Three Portland-Area Starbucks File Petition Monday to Unionize

If approved by the NLRB and a vote by workers, six Starbucks locations in Oregon could soon join the union.

Outdoor, masked Starbucks service on Northeast Fremont Street in 2020. (Brian Burk)

Three Portland-area Starbucks coffee shops filed to unionize Monday morning with the National Labor Relations Board.

One is on Garden Home Road in Southwest Portland, and two are in Beaverton on Southwest Walker Road and Cedar Hills Boulevard.

Two locations in Eugene also announced their intent to unionize this morning. That brings Oregon Starbucks in the process of ratifying unionization to a total of six. The first Starbucks that filed a petition to unionize in Oregon, a location in Eugene, did so earlier this month.

More than 50 Starbucks across the country have now filed to unionize. The push began with a shop in Buffalo, N.Y., in December that first filed with the board. Today is that store’s first day of contract negotiations.

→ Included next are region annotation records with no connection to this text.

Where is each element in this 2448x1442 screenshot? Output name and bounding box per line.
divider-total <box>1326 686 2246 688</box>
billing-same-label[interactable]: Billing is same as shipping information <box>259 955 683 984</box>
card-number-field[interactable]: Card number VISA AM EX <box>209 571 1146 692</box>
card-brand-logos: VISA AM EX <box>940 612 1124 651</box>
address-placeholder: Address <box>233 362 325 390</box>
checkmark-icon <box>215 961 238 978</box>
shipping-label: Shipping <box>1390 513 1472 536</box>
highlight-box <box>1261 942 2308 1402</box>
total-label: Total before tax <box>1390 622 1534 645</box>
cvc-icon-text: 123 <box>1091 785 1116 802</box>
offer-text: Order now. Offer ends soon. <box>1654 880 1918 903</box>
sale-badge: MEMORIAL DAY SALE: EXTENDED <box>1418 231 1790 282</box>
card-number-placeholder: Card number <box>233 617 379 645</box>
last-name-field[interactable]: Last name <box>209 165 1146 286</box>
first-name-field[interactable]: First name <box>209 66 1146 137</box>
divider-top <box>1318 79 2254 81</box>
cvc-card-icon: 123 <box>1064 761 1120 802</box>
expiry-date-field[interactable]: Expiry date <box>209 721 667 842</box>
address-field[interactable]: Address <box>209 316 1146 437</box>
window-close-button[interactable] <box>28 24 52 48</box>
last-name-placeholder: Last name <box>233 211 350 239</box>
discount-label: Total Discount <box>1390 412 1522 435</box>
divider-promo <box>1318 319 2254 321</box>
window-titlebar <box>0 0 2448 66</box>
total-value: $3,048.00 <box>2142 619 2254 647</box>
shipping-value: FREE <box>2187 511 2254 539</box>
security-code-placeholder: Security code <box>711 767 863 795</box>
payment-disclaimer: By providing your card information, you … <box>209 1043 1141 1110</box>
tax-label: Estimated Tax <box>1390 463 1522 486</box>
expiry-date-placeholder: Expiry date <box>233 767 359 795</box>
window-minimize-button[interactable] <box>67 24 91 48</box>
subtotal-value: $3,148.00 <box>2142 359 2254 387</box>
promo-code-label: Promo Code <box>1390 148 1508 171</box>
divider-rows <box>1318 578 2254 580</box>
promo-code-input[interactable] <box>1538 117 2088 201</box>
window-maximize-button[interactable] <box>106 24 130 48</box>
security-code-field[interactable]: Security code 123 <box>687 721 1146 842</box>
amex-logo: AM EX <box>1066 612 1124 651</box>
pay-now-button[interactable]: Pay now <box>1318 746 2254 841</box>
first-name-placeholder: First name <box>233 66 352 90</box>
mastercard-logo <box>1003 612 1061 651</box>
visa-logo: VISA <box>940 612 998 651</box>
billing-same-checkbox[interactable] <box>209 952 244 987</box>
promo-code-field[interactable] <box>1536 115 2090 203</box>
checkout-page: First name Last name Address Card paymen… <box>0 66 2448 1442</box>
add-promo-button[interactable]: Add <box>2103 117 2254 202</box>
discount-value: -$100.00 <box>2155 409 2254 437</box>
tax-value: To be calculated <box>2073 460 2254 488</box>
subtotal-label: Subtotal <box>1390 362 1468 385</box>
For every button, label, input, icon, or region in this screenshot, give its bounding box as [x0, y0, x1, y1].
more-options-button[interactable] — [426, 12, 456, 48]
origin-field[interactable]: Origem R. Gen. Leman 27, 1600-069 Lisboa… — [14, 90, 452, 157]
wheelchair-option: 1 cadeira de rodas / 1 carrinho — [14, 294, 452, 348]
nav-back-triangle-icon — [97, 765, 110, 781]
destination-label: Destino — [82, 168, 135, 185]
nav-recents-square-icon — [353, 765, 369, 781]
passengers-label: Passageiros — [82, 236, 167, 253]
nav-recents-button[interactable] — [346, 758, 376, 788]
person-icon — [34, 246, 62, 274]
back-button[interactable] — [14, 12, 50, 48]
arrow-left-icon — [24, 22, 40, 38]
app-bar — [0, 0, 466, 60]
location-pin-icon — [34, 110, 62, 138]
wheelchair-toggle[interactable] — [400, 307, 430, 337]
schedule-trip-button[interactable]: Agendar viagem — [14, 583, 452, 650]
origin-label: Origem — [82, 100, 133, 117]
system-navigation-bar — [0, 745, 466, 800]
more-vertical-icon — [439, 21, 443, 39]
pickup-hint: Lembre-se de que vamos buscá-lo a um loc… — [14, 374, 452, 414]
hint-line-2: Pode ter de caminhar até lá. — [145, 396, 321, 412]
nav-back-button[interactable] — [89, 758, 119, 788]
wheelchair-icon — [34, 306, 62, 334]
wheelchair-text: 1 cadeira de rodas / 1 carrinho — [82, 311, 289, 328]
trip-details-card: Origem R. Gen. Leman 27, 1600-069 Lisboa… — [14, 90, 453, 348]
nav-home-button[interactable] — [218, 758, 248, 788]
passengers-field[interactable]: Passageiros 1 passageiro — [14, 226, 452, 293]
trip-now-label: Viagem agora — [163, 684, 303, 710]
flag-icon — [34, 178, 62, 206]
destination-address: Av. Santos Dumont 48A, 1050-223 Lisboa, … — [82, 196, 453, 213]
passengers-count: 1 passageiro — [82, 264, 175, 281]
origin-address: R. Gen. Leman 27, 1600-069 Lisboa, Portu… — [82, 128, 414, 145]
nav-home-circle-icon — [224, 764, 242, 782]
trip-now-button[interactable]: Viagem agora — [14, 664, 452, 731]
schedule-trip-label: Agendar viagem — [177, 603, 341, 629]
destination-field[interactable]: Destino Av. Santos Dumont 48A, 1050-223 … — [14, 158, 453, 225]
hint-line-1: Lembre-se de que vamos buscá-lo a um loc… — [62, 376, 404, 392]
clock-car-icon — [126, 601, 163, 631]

The union now awaits NLRB approval. If the board certifies the elections, ballots will be sent out to workers at the Oregon stores, likely over a month from now.

Quentin Kanta, a barista at one of the Beaverton stores and one of the organizers of Starbucks Workers United, the union representing workers, says several more locations across the state will announce plans to unionize in coming weeks.

“There is just a cascade of union support. Starbucks lasted for 50 years without a union threat, and now it’s happening all at once,” Kanta says. “Our regional manager and store manager were completely blindsided by it.”

Kanta says 19 out of about 27 workers at his store support forming a union.

The tipping point for some of his colleagues, he says, came during the winter storm earlier this month. The store manager told employees in a letter that inclement weather was no excuse for skipping work or arriving late.

“Everyone needs to have a plan A, a plan B and a plan C on how they are going to get to and from work safely on any day that we have snow and ice on the roads,” the manager wrote in the letter, which was shared with WW. “I want everyone to be safe...but remember, snow days are not sick days.”

Starbucks did not immediately respond to a request for comment.